L’ornithorynque semble brouiller les catégories : il a de la fourrure, produit du lait, possède un bec, et pourtant il pond des œufs. Cette apparente contradiction raconte moins une anomalie qu’une histoire évolutive ancienne, où certains caractères ont été conservés pendant que d’autres lignées de mammifères évoluaient vers la viviparité.
Un mammifère, vraiment ?
Pour répondre à cette question, il faut comprendre ce qu’est un mammifère, et pourquoi l’ornithorynque en est un. Les mammifères partagent un ensemble de caractères hérités de leur ancêtre commun : ils possèdent notamment une fourrure, des glandes mammaires qui permettent de produire du lait et trois os dans l’oreille moyenne. L’ornithorynque possède également ces caractères.
L’ornithorynque est un mammifère actuel appartenant aux monotrèmes.
Crédit photo : The New York Public Library
La ponte, un héritage ancien
Reste alors la vraie question : pourquoi l’ornithorynque pond-il des œufs, alors que la plupart des mammifères donnent naissance à des petits vivants ? Les mammifères sont des amniotes : un groupe de vertébrés dont l’embryon se développe dans une enveloppe protectrice. On distingue généralement deux grandes lignées d’amniotes :
- les sauropsides, auxquels appartiennent les reptiles et les oiseaux ;
- les synapsides, auxquels appartiennent les mammifères.
La ponte des œufs est antérieure à l’apparition des mammifères. Elle existait chez de lointains ancêtres amniotes. Les premiers mammaliaformes apparaissent au Trias, il y a plus de 200 millions d’années. Ils appartiennent à une histoire évolutive dans laquelle la ponte était encore le mode de reproduction ancestral.
Au cours de l’évolution, la lignée des mammifères a commencé à gagner les caractères mammaliens (fourrure, glandes mammaires, transformation de la mâchoire et apparition des os de l’oreille moyenne). Ces caractères ont été acquis progressivement dans la lignée de synapsides.

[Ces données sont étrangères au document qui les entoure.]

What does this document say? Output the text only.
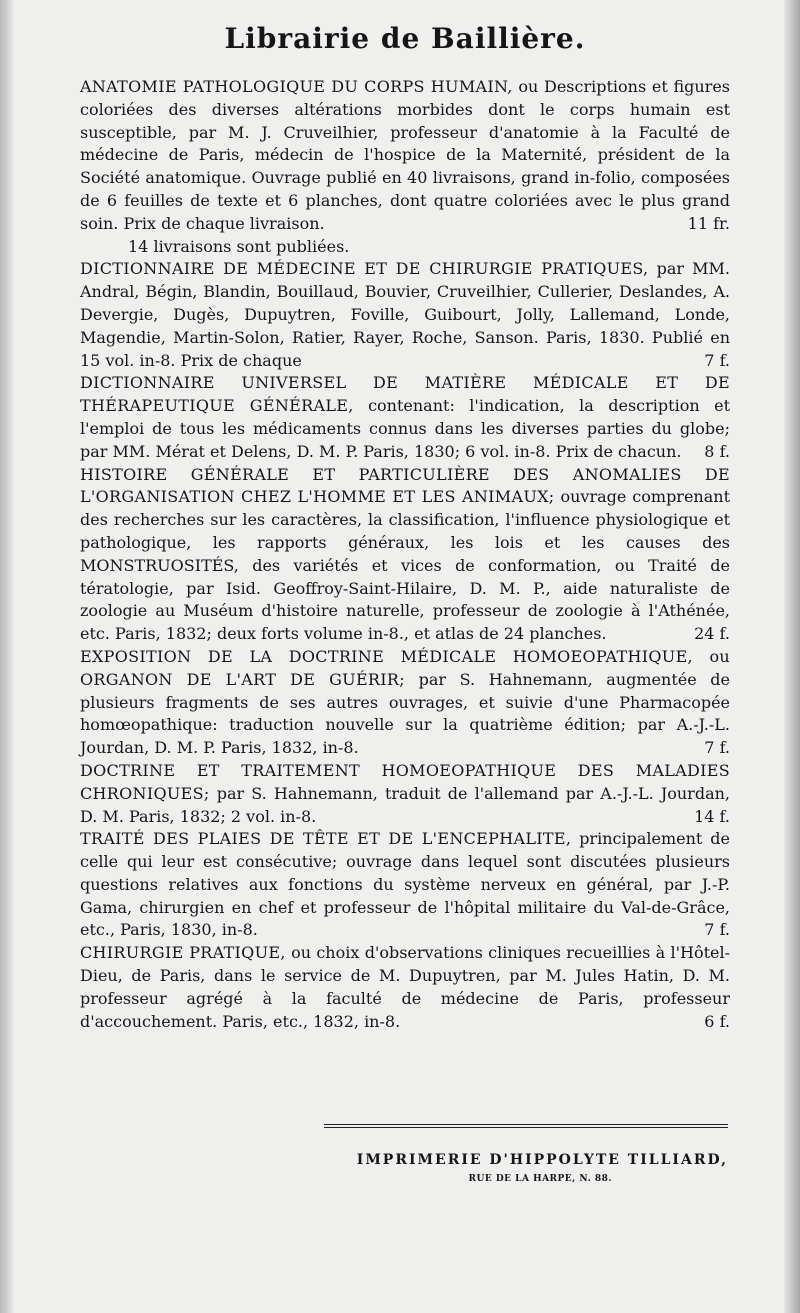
Librairie de Baillière.

ANATOMIE PATHOLOGIQUE DU CORPS HUMAIN, ou Descriptions et figures coloriées des diverses altérations morbides dont le corps humain est susceptible, par M. J. Cruveilhier, professeur d'anatomie à la Faculté de médecine de Paris, médecin de l'hospice de la Maternité, président de la Société anatomique. Ouvrage publié en 40 livraisons, grand in-folio, composées de 6 feuilles de texte et 6 planches, dont quatre coloriées avec le plus grand soin. Prix de chaque livraison.	11 fr.

14 livraisons sont publiées.

DICTIONNAIRE DE MÉDECINE ET DE CHIRURGIE PRATIQUES, par MM. Andral, Bégin, Blandin, Bouillaud, Bouvier, Cruveilhier, Cullerier, Deslandes, A. Devergie, Dugès, Dupuytren, Foville, Guibourt, Jolly, Lallemand, Londe, Magendie, Martin-Solon, Ratier, Rayer, Roche, Sanson. Paris, 1830. Publié en 15 vol. in-8. Prix de chaque	7 f.

DICTIONNAIRE UNIVERSEL DE MATIÈRE MÉDICALE ET DE THÉRAPEUTIQUE GÉNÉRALE, contenant: l'indication, la description et l'emploi de tous les médicaments connus dans les diverses parties du globe; par MM. Mérat et Delens, D. M. P. Paris, 1830; 6 vol. in-8. Prix de chacun. 8 f.

HISTOIRE GÉNÉRALE ET PARTICULIÈRE DES ANOMALIES DE L'ORGANISATION CHEZ L'HOMME ET LES ANIMAUX; ouvrage comprenant des recherches sur les caractères, la classification, l'influence physiologique et pathologique, les rapports généraux, les lois et les causes des MONSTRUOSITÉS, des variétés et vices de conformation, ou Traité de tératologie, par Isid. Geoffroy-Saint-Hilaire, D. M. P., aide naturaliste de zoologie au Muséum d'histoire naturelle, professeur de zoologie à l'Athénée, etc. Paris, 1832; deux forts volume in-8., et atlas de 24 planches.	24 f.

EXPOSITION DE LA DOCTRINE MÉDICALE HOMOEOPATHIQUE, ou ORGANON DE L'ART DE GUÉRIR; par S. Hahnemann, augmentée de plusieurs fragments de ses autres ouvrages, et suivie d'une Pharmacopée homœopathique: traduction nouvelle sur la quatrième édition; par A.-J.-L. Jourdan, D. M. P. Paris, 1832, in-8.	7 f.

DOCTRINE ET TRAITEMENT HOMOEOPATHIQUE DES MALADIES CHRONIQUES; par S. Hahnemann, traduit de l'allemand par A.-J.-L. Jourdan, D. M. Paris, 1832; 2 vol. in-8.	14 f.

TRAITÉ DES PLAIES DE TÊTE ET DE L'ENCEPHALITE, principalement de celle qui leur est consécutive; ouvrage dans lequel sont discutées plusieurs questions relatives aux fonctions du système nerveux en général, par J.-P. Gama, chirurgien en chef et professeur de l'hôpital militaire du Val-de-Grâce, etc., Paris, 1830, in-8.	7 f.

CHIRURGIE PRATIQUE, ou choix d'observations cliniques recueillies à l'Hôtel-Dieu, de Paris, dans le service de M. Dupuytren, par M. Jules Hatin, D. M. professeur agrégé à la faculté de médecine de Paris, professeur d'accouchement. Paris, etc., 1832, in-8.	6 f.

IMPRIMERIE D'HIPPOLYTE TILLIARD,
RUE DE LA HARPE, N. 88.
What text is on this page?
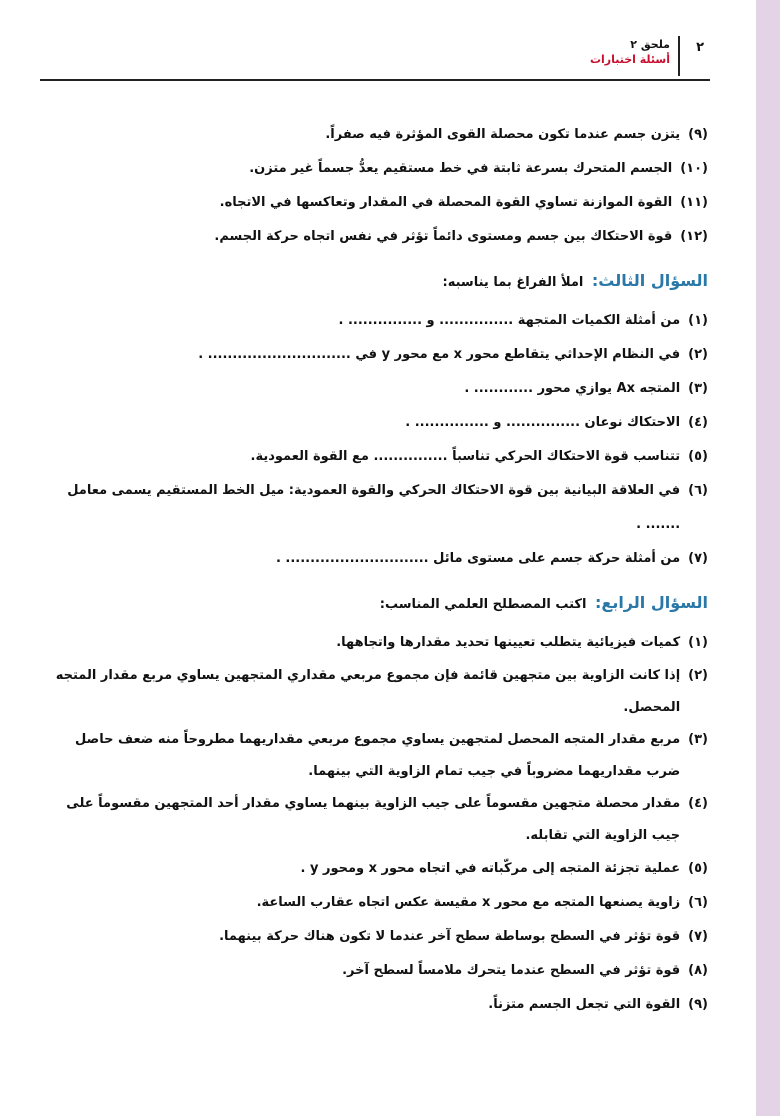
٢
ملحق ٢
أسئلة اختبارات
(٩)
يتزن جسم عندما تكون محصلة القوى المؤثرة فيه صفراً.
(١٠)
الجسم المتحرك بسرعة ثابتة في خط مستقيم يعدُّ جسماً غير متزن.
(١١)
القوة الموازنة تساوي القوة المحصلة في المقدار وتعاكسها في الاتجاه.
(١٢)
قوة الاحتكاك بين جسم ومستوى دائماً تؤثر في نفس اتجاه حركة الجسم.
السؤال الثالث: املأ الفراغ بما يناسبه:
(١)
من أمثلة الكميات المتجهة ............... و ............... .
(٢)
في النظام الإحداثي يتقاطع محور x مع محور y في ............................. .
(٣)
المتجه Ax يوازي محور ............ .
(٤)
الاحتكاك نوعان ............... و ............... .
(٥)
تتناسب قوة الاحتكاك الحركي تناسباً ............... مع القوة العمودية.
(٦)
في العلاقة البيانية بين قوة الاحتكاك الحركي والقوة العمودية: ميل الخط المستقيم يسمى معامل ....... .
(٧)
من أمثلة حركة جسم على مستوى مائل ............................. .
السؤال الرابع: اكتب المصطلح العلمي المناسب:
(١)
كميات فيزيائية يتطلب تعيينها تحديد مقدارها واتجاهها.
(٢)
إذا كانت الزاوية بين متجهين قائمة فإن مجموع مربعي مقداري المتجهين يساوي مربع مقدار المتجه المحصل.
(٣)
مربع مقدار المتجه المحصل لمتجهين يساوي مجموع مربعي مقداريهما مطروحاً منه ضعف حاصل ضرب مقداريهما مضروباً في جيب تمام الزاوية التي بينهما.
(٤)
مقدار محصلة متجهين مقسوماً على جيب الزاوية بينهما يساوي مقدار أحد المتجهين مقسوماً على جيب الزاوية التي تقابله.
(٥)
عملية تجزئة المتجه إلى مركّباته في اتجاه محور x ومحور y .
(٦)
زاوية يصنعها المتجه مع محور x مقيسة عكس اتجاه عقارب الساعة.
(٧)
قوة تؤثر في السطح بوساطة سطح آخر عندما لا تكون هناك حركة بينهما.
(٨)
قوة تؤثر في السطح عندما يتحرك ملامساً لسطح آخر.
(٩)
القوة التي تجعل الجسم متزناً.
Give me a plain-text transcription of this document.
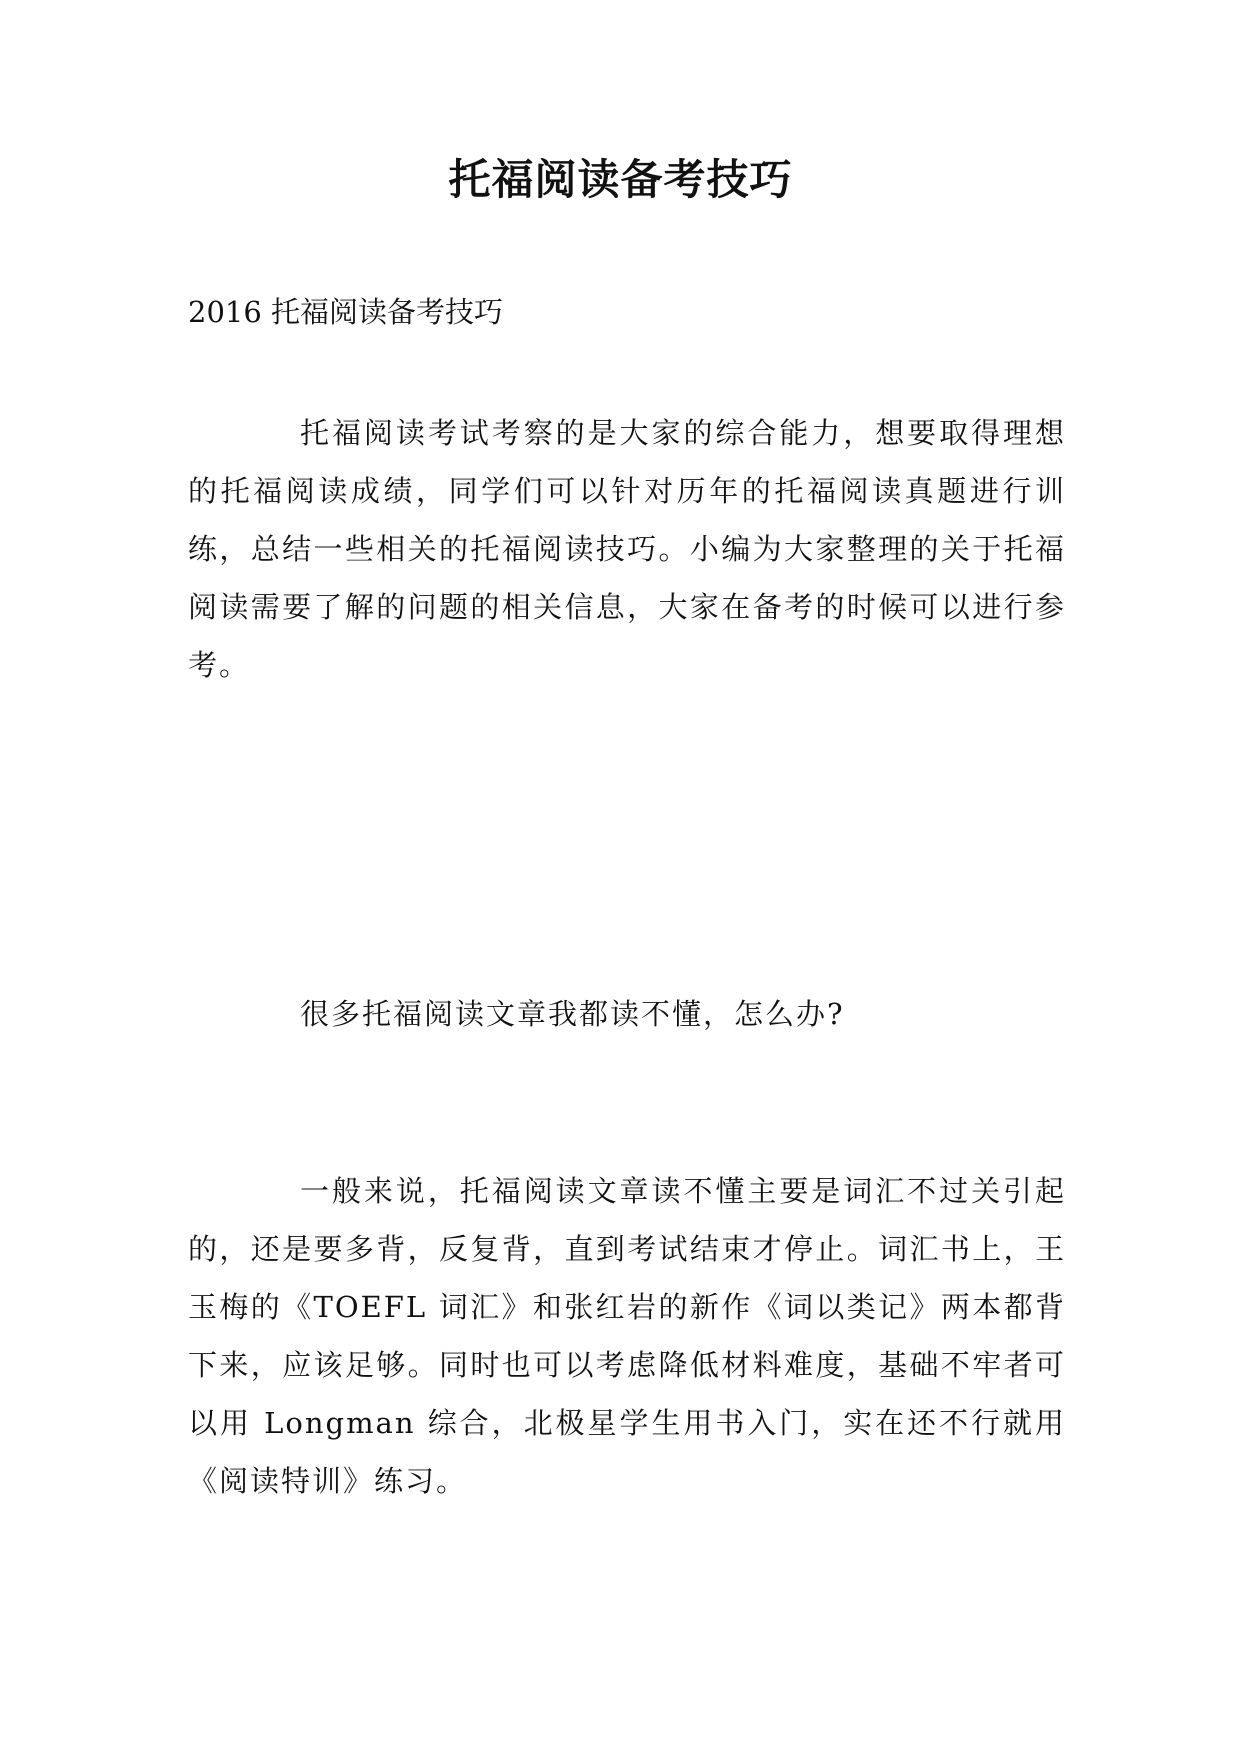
托福阅读备考技巧

2016 托福阅读备考技巧

托福阅读考试考察的是大家的综合能力，想要取得理想的托福阅读成绩，同学们可以针对历年的托福阅读真题进行训练，总结一些相关的托福阅读技巧。小编为大家整理的关于托福阅读需要了解的问题的相关信息，大家在备考的时候可以进行参考。

很多托福阅读文章我都读不懂，怎么办?

一般来说，托福阅读文章读不懂主要是词汇不过关引起的，还是要多背，反复背，直到考试结束才停止。词汇书上，王玉梅的《TOEFL 词汇》和张红岩的新作《词以类记》两本都背下来，应该足够。同时也可以考虑降低材料难度，基础不牢者可以用 Longman 综合，北极星学生用书入门，实在还不行就用《阅读特训》练习。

Les mammifères d’aujourd’hui
Chez les mammifères actuels, on distingue deux grands ensembles :
- les monotrèmes ;
- les thériens.
Les monotrèmes regroupent les ornithorynques et les échidnés. Les thériens rassemblent les marsupiaux et les mammifères placentaires.
Amniotes
├── Sauropsides
└── Synapsides
└── Mammifères actuels
├── Monotrèmes
│ ├── Ornithorynque
│ └── Échidné
└── Thériens
├── Marsupiaux
└── PlacentairesNous arrivons alors au cœur de la question :
- les monotrèmes pondent des œufs ;
- les thériens ont évolué vers la viviparité : l’embryon se développe dans l’utérus de la femelle et le petit naît vivant.
Les marsupiaux (kangourou, opossum, diable de Tasmanie) ont une gestation plus courte, mais une durée de lactation allongée, souvent grâce à une poche appelée marsupium (la poche du kangourou). Chez les placentaires, le placenta assure généralement les échanges entre la mère et l’embryon pendant une gestation plus longue. Le petit naît donc souvent à un stade de développement plus avancé, même s’il existe de grandes différences d’une espèce à l’autre.
Des œufs et du lait
L’ornithorynque (comme les échidnés) a donc conservé la ponte des œufs. Ses œufs ne ressemblent toutefois pas exactement à des œufs de poule: ils sont petits, riches en membranes et entourés d’une coquille souple et parcheminée.
Chez l’ornithorynque, l’embryon commence à se développer dans l’utérus où il reçoit des nutriments de la mère. Après la ponte et une courte incubation, le petit naît dans un état très immature. Il poursuit alors sa croissance en se nourrissant du lait maternel.
La femelle ornithorynque ne possède pas de mamelons : le lait est sécrété depuis les glandes mammaires directement à la surface de plaques mammaires situées sur son abdomen. Il s’accumule dans des sillons de la peau et dans les poils, où les petits viennent le lécher : ils ne « tètent » donc pas à proprement parler.
Pour résumer
L’ornithorynque ne pond pas des œufs pour faire son intéressant : il pond des œufs parce que sa lignée a conservé un caractère ancestral de l’histoire mammalienne. Ce sont les lignées menant aux thériens, c’est-à-dire aux marsupiaux et aux placentaires, qui ont évolué vers la mise au monde de petits vivants.